若是僅就懷孕的比率來看,本篇回顧顯示了某些證據,能夠支持clomiphene的citrate以及clomiphene與dexamethasone合併使用時的功效。針對像是流產之類的結果而言,有關於這些藥物的結果方面,並沒有足夠的證據。因為欠缺在產下活胎方面的證據,所以對於偏好使用這些醫療介入行為方面的證據而言,就顯得有缺陷。

翻譯人

此翻譯計畫由臺灣國家衛生研究院 (National Health Research Institutes, Taiwan) 統籌。

總結

對於同時具有排卵障礙的次不孕症而使用的Clomiphene與抗雌激素類的藥物。因為沒有排卵而造成的次不孕症,對於婦女們來說是很常見的。醫學治療方法或許可以當助這些婦女們進行排卵。例如clomiphene之類的口服抗雌激素,會造成對於卵巢方面的刺激增加,並且幫助排卵。對於clomiphene的功效而言,本篇研究的回顧發現了某些證據。在clomiphene與tamoxifen之間,並沒有發現到證據能夠顯示出任何差異,其中tamoxifen是1種類似的抗雌激素藥物。Dexamethasone(1種類固醇)以及組合型的口服避孕藥,這2種方式都被用來輔助clomiphene,並且顯示出了預期的成效。當我們已經知道有報告指出clomiphene的治療會帶來流產的風險時,在發生了早期的懷孕情況之外,只有少數幾篇研究曾經加以報告過,因此,關於有效的治療方面,並不能夠得到最終的結論。這些證據並沒有一致性,而且還需要有更深入的研究。

Plain language summary

Clomiphene and anti-oestrogens for subfertility associated with anovulation

Subfertility due to the absence of ovulation is common for women. Medical treatment may help these women ovulate. Oral anti-oestrogens, for example clomiphene, cause increased stimulation of the ovaries and aid ovulation. The review of studies found evidence for the effectiveness of clomiphene. No evidence of a difference between clomiphene and tamoxifen, a similar anti-oestrogen drug, was found.
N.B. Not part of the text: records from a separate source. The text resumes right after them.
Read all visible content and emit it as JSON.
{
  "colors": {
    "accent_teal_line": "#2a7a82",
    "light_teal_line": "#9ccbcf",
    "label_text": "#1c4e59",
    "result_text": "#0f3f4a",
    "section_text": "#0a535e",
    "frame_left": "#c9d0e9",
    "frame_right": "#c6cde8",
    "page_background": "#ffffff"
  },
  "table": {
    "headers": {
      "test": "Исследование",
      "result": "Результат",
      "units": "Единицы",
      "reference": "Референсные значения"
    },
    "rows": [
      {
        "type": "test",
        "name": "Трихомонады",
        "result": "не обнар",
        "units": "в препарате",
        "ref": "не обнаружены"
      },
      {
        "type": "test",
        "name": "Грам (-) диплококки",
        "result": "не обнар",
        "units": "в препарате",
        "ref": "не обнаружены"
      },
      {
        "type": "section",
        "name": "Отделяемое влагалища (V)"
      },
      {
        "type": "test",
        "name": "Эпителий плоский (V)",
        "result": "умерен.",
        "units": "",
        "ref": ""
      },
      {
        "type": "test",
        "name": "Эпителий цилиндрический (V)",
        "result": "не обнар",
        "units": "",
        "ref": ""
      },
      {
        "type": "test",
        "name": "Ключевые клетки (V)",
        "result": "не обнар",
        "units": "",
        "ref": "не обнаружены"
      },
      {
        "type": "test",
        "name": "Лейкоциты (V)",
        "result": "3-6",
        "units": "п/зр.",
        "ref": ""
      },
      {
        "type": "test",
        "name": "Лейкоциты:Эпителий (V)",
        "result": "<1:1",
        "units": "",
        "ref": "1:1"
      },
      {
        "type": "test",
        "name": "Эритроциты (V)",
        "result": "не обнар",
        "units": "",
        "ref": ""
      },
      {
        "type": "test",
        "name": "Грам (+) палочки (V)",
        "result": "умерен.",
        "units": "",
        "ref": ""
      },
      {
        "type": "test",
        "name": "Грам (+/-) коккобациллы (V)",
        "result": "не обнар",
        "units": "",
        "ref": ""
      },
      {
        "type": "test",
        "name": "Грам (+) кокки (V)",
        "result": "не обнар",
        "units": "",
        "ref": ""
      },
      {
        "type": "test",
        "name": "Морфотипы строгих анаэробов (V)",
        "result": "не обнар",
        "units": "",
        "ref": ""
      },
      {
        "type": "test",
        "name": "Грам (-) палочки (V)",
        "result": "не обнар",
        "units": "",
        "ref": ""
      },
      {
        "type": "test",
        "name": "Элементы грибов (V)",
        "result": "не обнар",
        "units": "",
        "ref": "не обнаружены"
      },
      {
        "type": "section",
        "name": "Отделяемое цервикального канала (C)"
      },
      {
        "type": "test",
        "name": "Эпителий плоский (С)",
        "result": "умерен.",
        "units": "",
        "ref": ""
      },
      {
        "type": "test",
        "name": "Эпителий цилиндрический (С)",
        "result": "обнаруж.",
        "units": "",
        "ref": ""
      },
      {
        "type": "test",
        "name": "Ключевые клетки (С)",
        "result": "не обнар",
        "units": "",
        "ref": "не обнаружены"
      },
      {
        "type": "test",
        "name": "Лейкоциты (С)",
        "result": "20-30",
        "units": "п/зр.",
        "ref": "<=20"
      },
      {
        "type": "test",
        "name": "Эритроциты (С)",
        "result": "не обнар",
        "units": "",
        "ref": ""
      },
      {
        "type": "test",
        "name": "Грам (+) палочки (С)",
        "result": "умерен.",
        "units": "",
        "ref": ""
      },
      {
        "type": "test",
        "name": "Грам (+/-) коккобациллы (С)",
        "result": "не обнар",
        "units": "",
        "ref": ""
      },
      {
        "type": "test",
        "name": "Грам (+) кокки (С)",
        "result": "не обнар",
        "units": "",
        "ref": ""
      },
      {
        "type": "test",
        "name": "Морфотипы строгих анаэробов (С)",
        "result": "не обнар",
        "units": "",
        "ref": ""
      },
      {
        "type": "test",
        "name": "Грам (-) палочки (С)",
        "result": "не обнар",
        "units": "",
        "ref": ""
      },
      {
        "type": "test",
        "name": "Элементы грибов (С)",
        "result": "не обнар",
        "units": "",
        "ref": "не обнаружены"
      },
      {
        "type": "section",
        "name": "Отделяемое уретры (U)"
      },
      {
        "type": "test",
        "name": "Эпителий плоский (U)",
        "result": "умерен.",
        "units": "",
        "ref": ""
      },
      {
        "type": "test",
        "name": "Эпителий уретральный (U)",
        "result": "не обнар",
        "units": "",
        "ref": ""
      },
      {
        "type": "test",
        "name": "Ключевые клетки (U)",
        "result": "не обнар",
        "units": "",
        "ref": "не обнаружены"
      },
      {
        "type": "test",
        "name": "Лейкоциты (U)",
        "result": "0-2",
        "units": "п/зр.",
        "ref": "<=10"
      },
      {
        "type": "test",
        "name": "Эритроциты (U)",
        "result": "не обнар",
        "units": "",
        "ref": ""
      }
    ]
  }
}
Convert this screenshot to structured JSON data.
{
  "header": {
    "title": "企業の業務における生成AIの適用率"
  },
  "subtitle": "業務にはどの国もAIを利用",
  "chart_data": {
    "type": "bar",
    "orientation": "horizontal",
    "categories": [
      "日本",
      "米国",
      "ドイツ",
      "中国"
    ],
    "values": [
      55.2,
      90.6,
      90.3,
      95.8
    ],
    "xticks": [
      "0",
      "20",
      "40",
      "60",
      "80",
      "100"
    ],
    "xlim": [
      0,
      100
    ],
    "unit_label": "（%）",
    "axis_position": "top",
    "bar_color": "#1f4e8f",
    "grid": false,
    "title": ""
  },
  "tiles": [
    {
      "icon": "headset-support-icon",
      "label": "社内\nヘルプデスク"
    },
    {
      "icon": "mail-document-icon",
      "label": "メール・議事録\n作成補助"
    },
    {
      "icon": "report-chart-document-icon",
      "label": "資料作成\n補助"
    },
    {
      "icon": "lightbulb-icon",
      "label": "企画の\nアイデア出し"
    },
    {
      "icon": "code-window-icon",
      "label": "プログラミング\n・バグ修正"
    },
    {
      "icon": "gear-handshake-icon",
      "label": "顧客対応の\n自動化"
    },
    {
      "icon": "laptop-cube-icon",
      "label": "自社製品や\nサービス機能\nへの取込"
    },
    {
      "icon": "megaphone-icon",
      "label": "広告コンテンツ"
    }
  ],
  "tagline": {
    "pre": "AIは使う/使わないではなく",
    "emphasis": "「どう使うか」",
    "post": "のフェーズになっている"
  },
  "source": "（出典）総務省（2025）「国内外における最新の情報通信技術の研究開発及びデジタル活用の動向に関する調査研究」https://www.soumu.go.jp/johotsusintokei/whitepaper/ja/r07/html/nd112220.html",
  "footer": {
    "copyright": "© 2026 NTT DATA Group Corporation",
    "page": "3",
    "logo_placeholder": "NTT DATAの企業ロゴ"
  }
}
Dexamethasone (a steroid) and combined oral contraceptives are both used to supplement clomiphene and show promise. Few studies reported beyond the establishment of early pregnancy so that, given the reported risks of miscarriage with clomiphene treatment, no definitive conclusions can be drawn about effective treatment. Evidence was inconsistent and further research is needed.